Bienheureux
Edouard Poppe
Vicaire
(1890-1924)
«N'avez-vous
pas remarqué quel nimbe de lumière enveloppe les saints prêtres et illumine
tout autour d'eux? Quelles transformations ils suscitent par la silencieuse
prédication de leur sainte vie! Que d'imitateurs ils attirent à leur suite, les
entraînant dans leur idéal sacerdotal! Puisse Jésus nous faire la grâce
d'entrer en contact avec un tel prêtre!» L'auteur de ces lignes, l'abbé Édouard
Poppe (1890-1924) – que le Pape Jean-Paul II a béatifié le 3 octobre 1999 –, ne
se doutait pas que ses paroles allaient s'appliquer à sa propre histoire.
Édouard Poppe est né le 18 décembre 1890, dans une
famille flamande profondément catholique. Son père, Désiré, et sa mère, Josefa,
habitent une modeste maison dans la petite ville de Temse, près de Gand
(Belgique). Boulanger de son métier, Désiré travaille dur pour faire vivre les
siens. Dans les épreuves, il a coutume de dire: «Il faut toujours être content
de la volonté de Dieu». Josefa met dans son ménage une chaude affection en même
temps qu'une ferme discipline. Elle assiste chaque jour à la Messe, autant
qu'elle le peut, car la famille s'agrandit rapidement. Onze enfants viendront
réjouir le foyer: trois mourront en bas âge, les deux garçons deviendront
prêtres, cinq filles seront religieuses, une seule restera auprès de sa mère.

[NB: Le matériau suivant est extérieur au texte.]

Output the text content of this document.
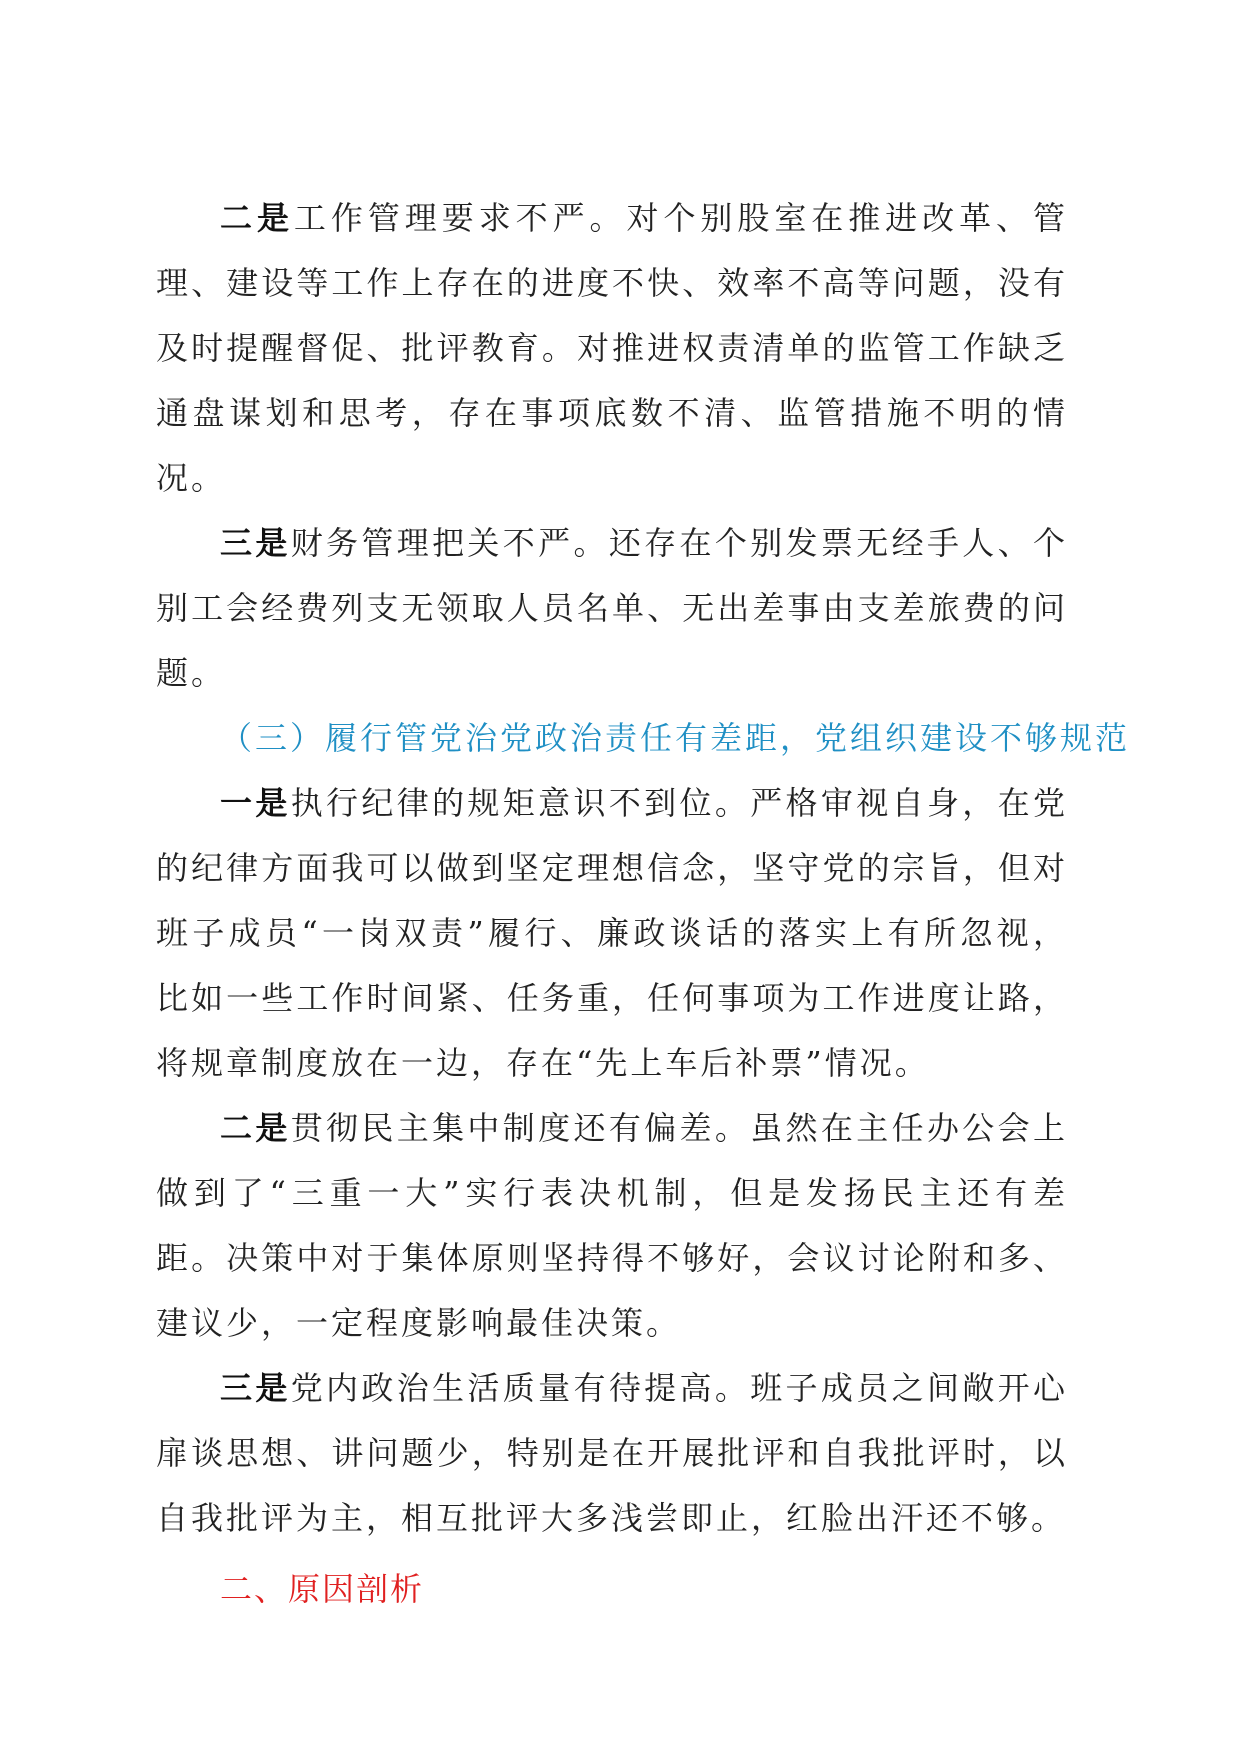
二是工作管理要求不严。对个别股室在推进改革、管理、建设等工作上存在的进度不快、效率不高等问题，没有及时提醒督促、批评教育。对推进权责清单的监管工作缺乏通盘谋划和思考，存在事项底数不清、监管措施不明的情况。

三是财务管理把关不严。还存在个别发票无经手人、个别工会经费列支无领取人员名单、无出差事由支差旅费的问题。

（三）履行管党治党政治责任有差距，党组织建设不够规范

一是执行纪律的规矩意识不到位。严格审视自身，在党的纪律方面我可以做到坚定理想信念，坚守党的宗旨，但对班子成员“一岗双责”履行、廉政谈话的落实上有所忽视，比如一些工作时间紧、任务重，任何事项为工作进度让路，将规章制度放在一边，存在“先上车后补票”情况。

二是贯彻民主集中制度还有偏差。虽然在主任办公会上做到了“三重一大”实行表决机制，但是发扬民主还有差距。决策中对于集体原则坚持得不够好，会议讨论附和多、建议少，一定程度影响最佳决策。

三是党内政治生活质量有待提高。班子成员之间敞开心扉谈思想、讲问题少，特别是在开展批评和自我批评时，以自我批评为主，相互批评大多浅尝即止，红脸出汗还不够。

二、原因剖析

Un enfant espiègle et têtu
Dès ses premières années, Édouard manifeste un naturel
aussi heureux que remuant. Mais il n'est pas un enfant facile: il bouscule
tout, au risque de casser bien des choses et de se faire mal. Espiègle et têtu,
il ne peut laisser ses soeurs en paix. Celles-ci prennent leur revanche
lorsqu'elles le surprennent en train de se peigner devant une glace, prenant
alors plaisir à le décoiffer. Édouard va volontiers à l'école, mais préfère
tout de même rester à la maison où son exubérance peut plus facilement se
donner libre cours. Gourmand, comme beaucoup d'enfants, Édouard s'attaque
fréquemment aux friandises de la boulangerie. Cependant, on remarque en lui
franchise et gaieté. À douze ans, il fait sa première Communion, puis reçoit la
Confirmation. Alors, sous l'influence bienfaisante des sacrements, Édouard
devient plus sérieux: farces et taquineries se raréfient.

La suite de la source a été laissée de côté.